Six memos for the next millenium

is an excellent book by Italo Calvino (isbn 0-099-73051-0). As usual I'm going to quote from a few pages:
Lightness for me goes with precision and determination, not with vagueness and the haphazard... (One should be light like a bird and not like a feather)...
... even correctness of style is a question of quick adjustment, of agility of both thought and expression.
... each value or virtue I chose as the subject for my lecture does not exclude its opposite.
Poetry is the great enemy of chance, in spite of also being a daughter of chance.
On folio 265 of the Codex Atlanticus, Leonardo begins to jot down evidence to prove a theory of the growth of the earth. After giving examples of buried cities swallowed up by the soil, he goes on to the marine fossils found in the mountains and in particular to certain bones that he supposes must have belonged to an antediluvian sea monster. At this moment his imagination must have been caught by a vision of the immense animal as it was swimming among the waves.
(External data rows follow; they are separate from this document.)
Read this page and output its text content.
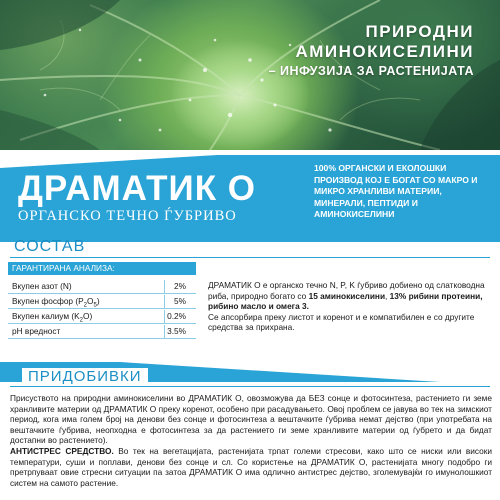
ПРИРОДНИ
АМИНОКИСЕЛИНИ
– ИНФУЗИЈА ЗА РАСТЕНИЈАТА
ДРАМАТИК О
ОРГАНСКО ТЕЧНО ЃУБРИВО
100% ОРГАНСКИ И ЕКОЛОШКИ ПРОИЗВОД КОЈ Е БОГАТ СО МАКРО И МИКРО ХРАНЛИВИ МАТЕРИИ, МИНЕРАЛИ, ПЕПТИДИ И АМИНОКИСЕЛИНИ
СОСТАВ
ГАРАНТИРАНА АНАЛИЗА:
Вкупен азот (N)	2%
Вкупен фосфор $(P_2O_5)$	5%
Вкупен калиум $(K_2O)$	0.2%
pH вредност	3.5%
ДРАМАТИК О е органско течно N, P, K ѓубриво добиено од слатководна риба, природно богато со 15 аминокиселини, 13% рибини протеини, рибино масло и омега 3.
Се апсорбира преку листот и коренот и е компатибилен е со другите средства за прихрана.
ПРИДОБИВКИ
Присуството на природни аминокиселини во ДРАМАТИК О, овозможува да БЕЗ сонце и фотосинтеза, растението ги земе хранливите материи од ДРАМАТИК О преку коренот, особено при расадувањето. Овој проблем се јавува во тек на зимскиот период, кога има голем број на денови без сонце и фотосинтеза а вештачките ѓубрива немат дејство (при употребата на вештачките ѓубрива, неопходна е фотосинтеза за да растението ги земе хранливите материи од ѓубрето и да бидат достапни во растението).
АНТИСТРЕС СРЕДСТВО. Во тек на вегетацијата, растенијата трпат големи стресови, како што се ниски или високи температури, суши и поплави, денови без сонце и сл. Со користење на ДРАМАТИК О, растенијата многу подобро ги претрпуваат овие стресни ситуации па затоа ДРАМАТИК О има одлично антистрес дејство, зголемувајќи го имунолошкиот систем на самото растение.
At any rate, he turns the page upside down and tries to capture the image of the animal, three times attempting a sentence that will convey all the wonder of that evocation.
It is useless at every circle to invent a new form of metarepresentation.
What tends to emerge from the great novels of the twentieth century is the idea of an open encyclopedia, an adjective that certainly contradicts the noun encyclopedia, which etymologically implies an attempt to exhaust knowledge of the world by enclosing it in a circle.
There is a type of work that, in the attempt to contain everything possible, does not manage to take on a form, to create outlines for itself, and so remains incomplete by its very nature.
... the collection of objects of which only one specimen exists.
The classical author who wrote his tragedy observing a certain number of known rules is freer that the poet who writes down whatever comes into his head and is slave to other rules of which he knows nothing.